The next morning as she glanced over the columns of the Matin, the Countess exclaimed:
"Voila! Sir Paul Verdayne is at the Hôtel du Rhin. You are too young to have known him, my dear. Those sad years you were fortunately away at the Convent." And the kind-hearted old lady's eyes filled at the remembrance of Paul's sad story. "A charming man, truly. I shall send him a note at once, asking him to dine with us to-night—we need one more, and he is the very person. It is some years since I have seen him, but in London he came often to the Embassy."
The elder lady did not perceive the somewhat startled look on the face of Mademoiselle Vseslavitch.
"I shall have him take you in to dinner, my dear," she continued. "He is most charming company when he wishes to be, I assure you."
"Oh, Countess, no!" the young woman cried. "Let some one else have your wonderful Englishman. Good old Baron Lancret will amuse me sufficiently, my dear."
"Ah, but no. The dear soul has grown quite deaf since you last saw him. I can not think of allowing it. Be a good child now. This is no plot. Sir Paul is an incurable misogynist—the only man I know who would not fall in love with you. See! your old friend is doing her best to provide you with an ideal dinner-partner. What more could you wish? It is settled."

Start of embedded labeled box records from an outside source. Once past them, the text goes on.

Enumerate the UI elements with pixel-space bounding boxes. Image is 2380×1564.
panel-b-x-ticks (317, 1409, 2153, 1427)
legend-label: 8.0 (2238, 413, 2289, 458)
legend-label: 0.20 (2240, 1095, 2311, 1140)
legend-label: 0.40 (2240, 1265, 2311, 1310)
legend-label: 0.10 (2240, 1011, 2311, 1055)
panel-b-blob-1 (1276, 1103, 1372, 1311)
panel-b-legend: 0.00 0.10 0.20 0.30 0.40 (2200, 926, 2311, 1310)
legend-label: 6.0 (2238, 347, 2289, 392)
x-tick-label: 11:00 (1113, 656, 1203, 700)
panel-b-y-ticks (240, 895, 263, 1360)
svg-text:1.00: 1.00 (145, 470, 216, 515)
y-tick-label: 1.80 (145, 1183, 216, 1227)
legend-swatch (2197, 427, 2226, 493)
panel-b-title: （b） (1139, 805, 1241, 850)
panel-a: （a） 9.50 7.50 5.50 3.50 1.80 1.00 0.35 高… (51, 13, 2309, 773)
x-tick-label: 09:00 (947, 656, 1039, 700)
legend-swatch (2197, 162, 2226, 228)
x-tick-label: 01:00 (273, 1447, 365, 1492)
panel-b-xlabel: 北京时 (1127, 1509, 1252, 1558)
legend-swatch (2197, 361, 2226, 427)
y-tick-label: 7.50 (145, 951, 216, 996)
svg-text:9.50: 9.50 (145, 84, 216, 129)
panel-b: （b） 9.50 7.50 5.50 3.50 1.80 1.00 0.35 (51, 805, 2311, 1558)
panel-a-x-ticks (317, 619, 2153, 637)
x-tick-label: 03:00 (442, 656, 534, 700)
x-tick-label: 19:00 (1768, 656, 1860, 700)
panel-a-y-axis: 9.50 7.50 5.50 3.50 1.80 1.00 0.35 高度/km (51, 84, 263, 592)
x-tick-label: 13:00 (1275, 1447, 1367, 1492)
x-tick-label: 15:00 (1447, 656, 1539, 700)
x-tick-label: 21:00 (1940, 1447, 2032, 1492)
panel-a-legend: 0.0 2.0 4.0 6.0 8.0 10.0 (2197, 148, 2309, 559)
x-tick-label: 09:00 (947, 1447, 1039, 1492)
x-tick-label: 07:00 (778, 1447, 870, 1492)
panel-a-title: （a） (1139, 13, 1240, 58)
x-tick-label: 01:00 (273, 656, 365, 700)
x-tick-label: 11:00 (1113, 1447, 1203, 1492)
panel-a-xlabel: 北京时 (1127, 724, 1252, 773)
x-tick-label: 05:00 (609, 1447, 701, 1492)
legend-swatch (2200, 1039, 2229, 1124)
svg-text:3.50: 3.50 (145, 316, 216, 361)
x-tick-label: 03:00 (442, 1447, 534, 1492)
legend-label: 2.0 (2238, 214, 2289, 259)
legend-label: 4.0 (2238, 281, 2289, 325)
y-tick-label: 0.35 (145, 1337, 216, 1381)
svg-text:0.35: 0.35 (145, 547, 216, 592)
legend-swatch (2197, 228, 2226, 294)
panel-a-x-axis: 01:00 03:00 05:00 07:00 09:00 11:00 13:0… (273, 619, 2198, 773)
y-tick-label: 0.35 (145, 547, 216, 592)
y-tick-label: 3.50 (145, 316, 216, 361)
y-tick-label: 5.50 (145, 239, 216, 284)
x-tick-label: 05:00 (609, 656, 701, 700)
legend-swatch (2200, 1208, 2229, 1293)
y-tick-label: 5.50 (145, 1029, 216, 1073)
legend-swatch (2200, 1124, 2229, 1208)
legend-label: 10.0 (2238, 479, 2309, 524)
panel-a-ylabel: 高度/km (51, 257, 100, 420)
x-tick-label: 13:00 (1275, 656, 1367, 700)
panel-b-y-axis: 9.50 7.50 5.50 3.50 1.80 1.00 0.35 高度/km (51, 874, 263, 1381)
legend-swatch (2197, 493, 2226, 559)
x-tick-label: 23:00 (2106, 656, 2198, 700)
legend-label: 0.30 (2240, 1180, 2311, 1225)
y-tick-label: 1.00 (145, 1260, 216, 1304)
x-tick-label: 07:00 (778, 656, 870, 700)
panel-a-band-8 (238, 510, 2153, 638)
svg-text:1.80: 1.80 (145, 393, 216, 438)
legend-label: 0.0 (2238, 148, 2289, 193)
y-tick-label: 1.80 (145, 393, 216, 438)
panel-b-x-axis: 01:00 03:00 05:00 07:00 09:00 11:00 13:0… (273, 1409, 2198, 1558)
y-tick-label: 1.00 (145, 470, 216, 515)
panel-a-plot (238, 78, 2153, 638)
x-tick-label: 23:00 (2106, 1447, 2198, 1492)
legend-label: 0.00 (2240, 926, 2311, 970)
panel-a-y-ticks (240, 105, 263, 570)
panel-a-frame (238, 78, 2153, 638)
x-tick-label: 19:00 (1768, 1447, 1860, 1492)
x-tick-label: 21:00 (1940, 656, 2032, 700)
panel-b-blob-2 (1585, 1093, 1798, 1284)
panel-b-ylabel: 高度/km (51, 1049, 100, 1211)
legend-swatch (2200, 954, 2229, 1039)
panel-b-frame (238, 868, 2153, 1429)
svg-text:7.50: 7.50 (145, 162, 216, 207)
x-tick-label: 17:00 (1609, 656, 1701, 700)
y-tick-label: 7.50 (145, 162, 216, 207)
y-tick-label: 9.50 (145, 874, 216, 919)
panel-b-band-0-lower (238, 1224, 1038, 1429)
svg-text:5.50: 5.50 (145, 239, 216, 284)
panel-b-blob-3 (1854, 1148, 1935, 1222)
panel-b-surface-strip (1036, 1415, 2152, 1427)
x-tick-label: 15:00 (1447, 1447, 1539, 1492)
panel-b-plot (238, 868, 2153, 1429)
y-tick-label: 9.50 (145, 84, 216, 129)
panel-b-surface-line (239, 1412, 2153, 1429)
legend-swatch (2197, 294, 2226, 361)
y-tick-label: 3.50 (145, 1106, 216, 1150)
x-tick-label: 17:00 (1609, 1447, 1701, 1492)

And a servant was promptly dispatched to the Hôtel du Rhin.
"Do the Count and myself the favor to dine with us this evening," Paul read when he opened the note. "You will not have forgotten your old friends of a half-dozen years ago? We shall be charmed to see you again—and I shall expect you without fail."
Well, he had no engagement for that night—and Paul sent back a polite note of acceptance. He remembered many pleasant functions that he had attended in years past at the Dalmatian Embassy in London. After all, he had to do something. He could not go about searching for the vanished lady every moment of the day and night. That much distraction, at least, he would allow himself.